Looks pretty self explanatory. I advise you just get started, it'll all shake down in the end :thumbsup:

View attachment 20687


----------



## Stetson (Sep 15, 2012)

Thanks,
It did shake down last time, this time I want to do it right. 
What fasteners do the guys who install the shelving use?


----------



## stuiec (Sep 25, 2010)

I agree with those suggesting the nutserts - though you need the tool.


http://www.enfasco.com/nutsert.php?kw=nutserts&gclid=CKqf6ujNx7QCFal_Qgodw2IA3Q


edit: scroll to the bottom, pdf, seems they have an economy tool, if $ is a consideration.


----------



## Sparky J (May 17, 2011)

In a 2000 or so ford I used to have I used toggle bolts and short 1/4x20 machine screws. It's been a while but if I remember correct I slid them in gaps in the top rails between the roof and rails. I also used #10 tap-it hex head screws (no not 4") also. These held some mineralac straps for shovels and digging equipment. 
I did like the toggle bolts as they seemed better after a while.


----------



## zwodubber (Feb 24, 2011)

I built one out of scrap 1/2" emt, deep strut and 1/4 20 hardware. I used toggles in the ceiling where the deeper cross sections are located.

The from was stationary and once placed there the rear "hooks" swung back allowing you to push the ladder up and then drop the hooks to support it.

Held securely but I removed it as it is a pickup truck and I smacked my head enough to say that's it.

Always liked the idea of them but you really need a van to enjoy it.


----------



## Frank Mc (Nov 7, 2010)

zwodubber said:


> I built one out of scrap 1/2" emt, deep strut and 1/4 20 hardware. I used toggles in the ceiling where the deeper cross sections are located.
> 
> The from was stationary and once placed there the rear "hooks" swung back allowing you to push the ladder up and then drop the hooks to support it.
> 
> ...


I was going to order 2 kits and found that the cost of postage to Oz was going to be around $230.00 so had a go at making one for my 3ft ladder...if it works out ok ,i,ll make another for my 6ft steps....

Frank


----------



## Tpg392 (Dec 2, 2011)

I have a 2011 E-250 ford van,what i did was i straitened out the spring on a 1/4" spring nut and fished it into place.
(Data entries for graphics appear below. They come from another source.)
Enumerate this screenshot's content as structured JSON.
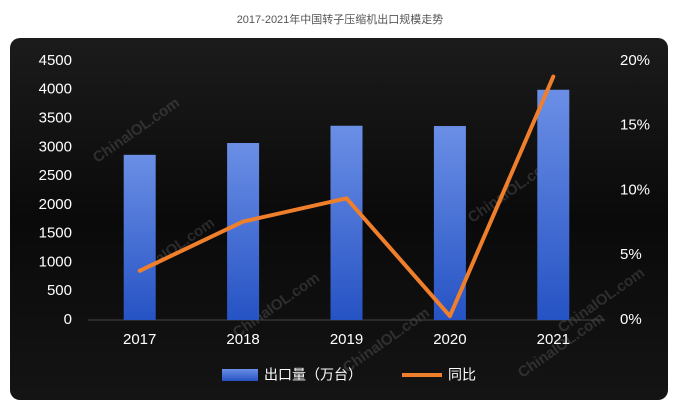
{
  "chart_data": {
    "type": "bar-line",
    "title": "2017-2021年中国转子压缩机出口规模走势",
    "watermark": "ChinaIOL.com",
    "categories": [
      "2017",
      "2018",
      "2019",
      "2020",
      "2021"
    ],
    "series": [
      {
        "name": "出口量（万台）",
        "type": "bar",
        "color": "#3a66d4",
        "values": [
          2870,
          3075,
          3375,
          3370,
          4000
        ]
      },
      {
        "name": "同比",
        "type": "line",
        "color": "#f07f2c",
        "axis": "y2",
        "values": [
          3.8,
          7.6,
          9.4,
          0.3,
          18.8
        ]
      }
    ],
    "ylim": [
      0,
      4500
    ],
    "yticks": [
      0,
      500,
      1000,
      1500,
      2000,
      2500,
      3000,
      3500,
      4000,
      4500
    ],
    "y2lim": [
      0,
      20
    ],
    "y2ticks": [
      {
        "value": 0,
        "label": "0%"
      },
      {
        "value": 5,
        "label": "5%"
      },
      {
        "value": 10,
        "label": "10%"
      },
      {
        "value": 15,
        "label": "15%"
      },
      {
        "value": 20,
        "label": "20%"
      }
    ],
    "legend": "bottom"
  }
}
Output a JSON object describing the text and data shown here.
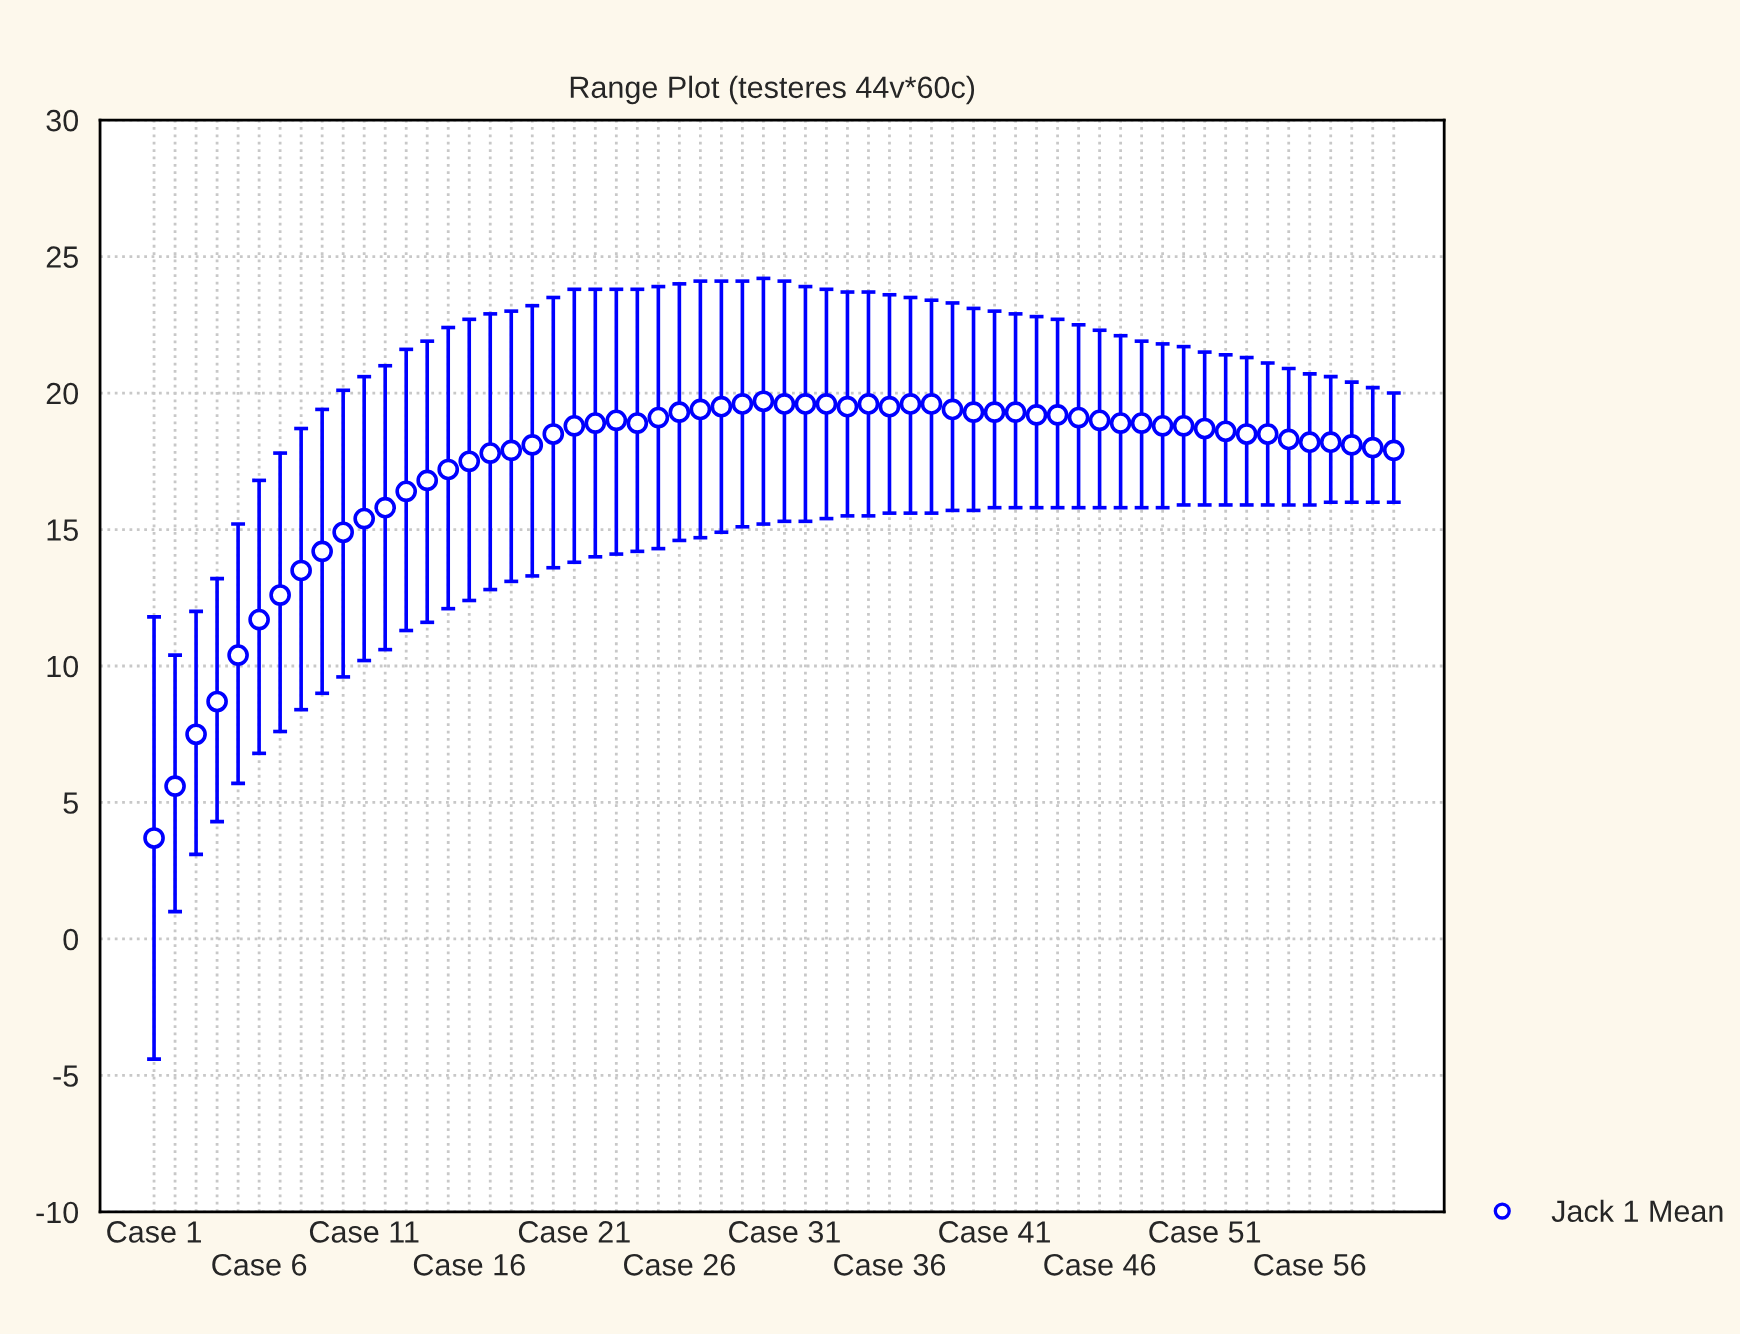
{
  "chart_data": {
    "type": "scatter",
    "title": "Range Plot (testeres 44v*60c)",
    "categories": [
      "Case 1",
      null,
      null,
      null,
      null,
      "Case 6",
      null,
      null,
      null,
      null,
      "Case 11",
      null,
      null,
      null,
      null,
      "Case 16",
      null,
      null,
      null,
      null,
      "Case 21",
      null,
      null,
      null,
      null,
      "Case 26",
      null,
      null,
      null,
      null,
      "Case 31",
      null,
      null,
      null,
      null,
      "Case 36",
      null,
      null,
      null,
      null,
      "Case 41",
      null,
      null,
      null,
      null,
      "Case 46",
      null,
      null,
      null,
      null,
      "Case 51",
      null,
      null,
      null,
      null,
      "Case 56",
      null,
      null,
      null,
      null
    ],
    "series": [
      {
        "name": "Jack 1 Mean",
        "color": "#0000ff",
        "values": [
          3.7,
          5.6,
          7.5,
          8.7,
          10.4,
          11.7,
          12.6,
          13.5,
          14.2,
          14.9,
          15.4,
          15.8,
          16.4,
          16.8,
          17.2,
          17.5,
          17.8,
          17.9,
          18.1,
          18.5,
          18.8,
          18.9,
          19.0,
          18.9,
          19.1,
          19.3,
          19.4,
          19.5,
          19.6,
          19.7,
          19.6,
          19.6,
          19.6,
          19.5,
          19.6,
          19.5,
          19.6,
          19.6,
          19.4,
          19.3,
          19.3,
          19.3,
          19.2,
          19.2,
          19.1,
          19.0,
          18.9,
          18.9,
          18.8,
          18.8,
          18.7,
          18.6,
          18.5,
          18.5,
          18.3,
          18.2,
          18.2,
          18.1,
          18.0,
          17.9
        ],
        "errors": [
          [
            -4.4,
            11.8
          ],
          [
            1.0,
            10.4
          ],
          [
            3.1,
            12.0
          ],
          [
            4.3,
            13.2
          ],
          [
            5.7,
            15.2
          ],
          [
            6.8,
            16.8
          ],
          [
            7.6,
            17.8
          ],
          [
            8.4,
            18.7
          ],
          [
            9.0,
            19.4
          ],
          [
            9.6,
            20.1
          ],
          [
            10.2,
            20.6
          ],
          [
            10.6,
            21.0
          ],
          [
            11.3,
            21.6
          ],
          [
            11.6,
            21.9
          ],
          [
            12.1,
            22.4
          ],
          [
            12.4,
            22.7
          ],
          [
            12.8,
            22.9
          ],
          [
            13.1,
            23.0
          ],
          [
            13.3,
            23.2
          ],
          [
            13.6,
            23.5
          ],
          [
            13.8,
            23.8
          ],
          [
            14.0,
            23.8
          ],
          [
            14.1,
            23.8
          ],
          [
            14.2,
            23.8
          ],
          [
            14.3,
            23.9
          ],
          [
            14.6,
            24.0
          ],
          [
            14.7,
            24.1
          ],
          [
            14.9,
            24.1
          ],
          [
            15.1,
            24.1
          ],
          [
            15.2,
            24.2
          ],
          [
            15.3,
            24.1
          ],
          [
            15.3,
            23.9
          ],
          [
            15.4,
            23.8
          ],
          [
            15.5,
            23.7
          ],
          [
            15.5,
            23.7
          ],
          [
            15.6,
            23.6
          ],
          [
            15.6,
            23.5
          ],
          [
            15.6,
            23.4
          ],
          [
            15.7,
            23.3
          ],
          [
            15.7,
            23.1
          ],
          [
            15.8,
            23.0
          ],
          [
            15.8,
            22.9
          ],
          [
            15.8,
            22.8
          ],
          [
            15.8,
            22.7
          ],
          [
            15.8,
            22.5
          ],
          [
            15.8,
            22.3
          ],
          [
            15.8,
            22.1
          ],
          [
            15.8,
            21.9
          ],
          [
            15.8,
            21.8
          ],
          [
            15.9,
            21.7
          ],
          [
            15.9,
            21.5
          ],
          [
            15.9,
            21.4
          ],
          [
            15.9,
            21.3
          ],
          [
            15.9,
            21.1
          ],
          [
            15.9,
            20.9
          ],
          [
            15.9,
            20.7
          ],
          [
            16.0,
            20.6
          ],
          [
            16.0,
            20.4
          ],
          [
            16.0,
            20.2
          ],
          [
            16.0,
            20.0
          ]
        ]
      }
    ],
    "ylim": [
      -10,
      30
    ],
    "yticks": [
      -10,
      -5,
      0,
      5,
      10,
      15,
      20,
      25,
      30
    ],
    "grid": true,
    "legend": "bottom right",
    "marker": "circle"
  }
}
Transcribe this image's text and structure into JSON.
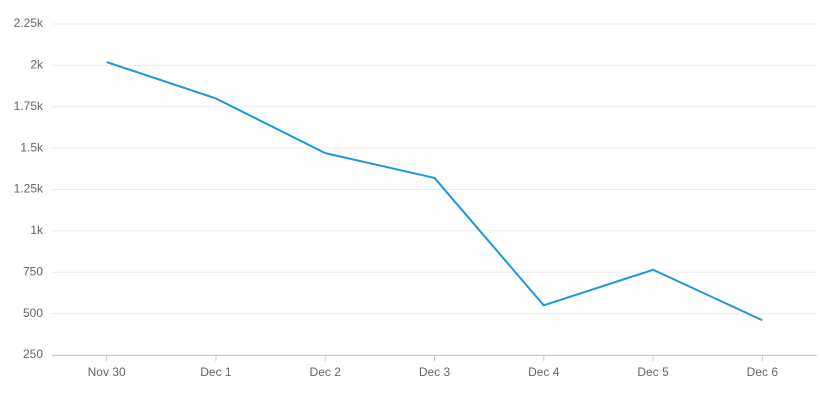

I used a 1/4" x 20 x 3/4" hex head with a 1" flat washer and lock washer. I also used Loc-Tite on the threads. It's been up there for almost 2yrs without issue.


----------



## CADPoint (Jul 5, 2007)

Rollie73 said:


> Make that slotted hole big enough to get a toggle bolt in there?


There fixed it for you :thumbsup:


----------



## Frank Mc (Nov 7, 2010)

Frank Mc said:


> I was going to order 2 kits and found that the cost of postage to Oz was going to be around $230.00 so had a go at making one for my 3ft ladder...if it works out ok ,i,ll make another for my 6ft steps....
> 
> Frank


Hi Guys

I made a couple of Homebrew ladder racks and the work great...Approx cost was $130 each...Heres a link to a couple of pics of my 3ft ladder rack...

http://s195.beta.photobucket.com/user/frankmc_2007/library/Ladder Rack

Frank


----------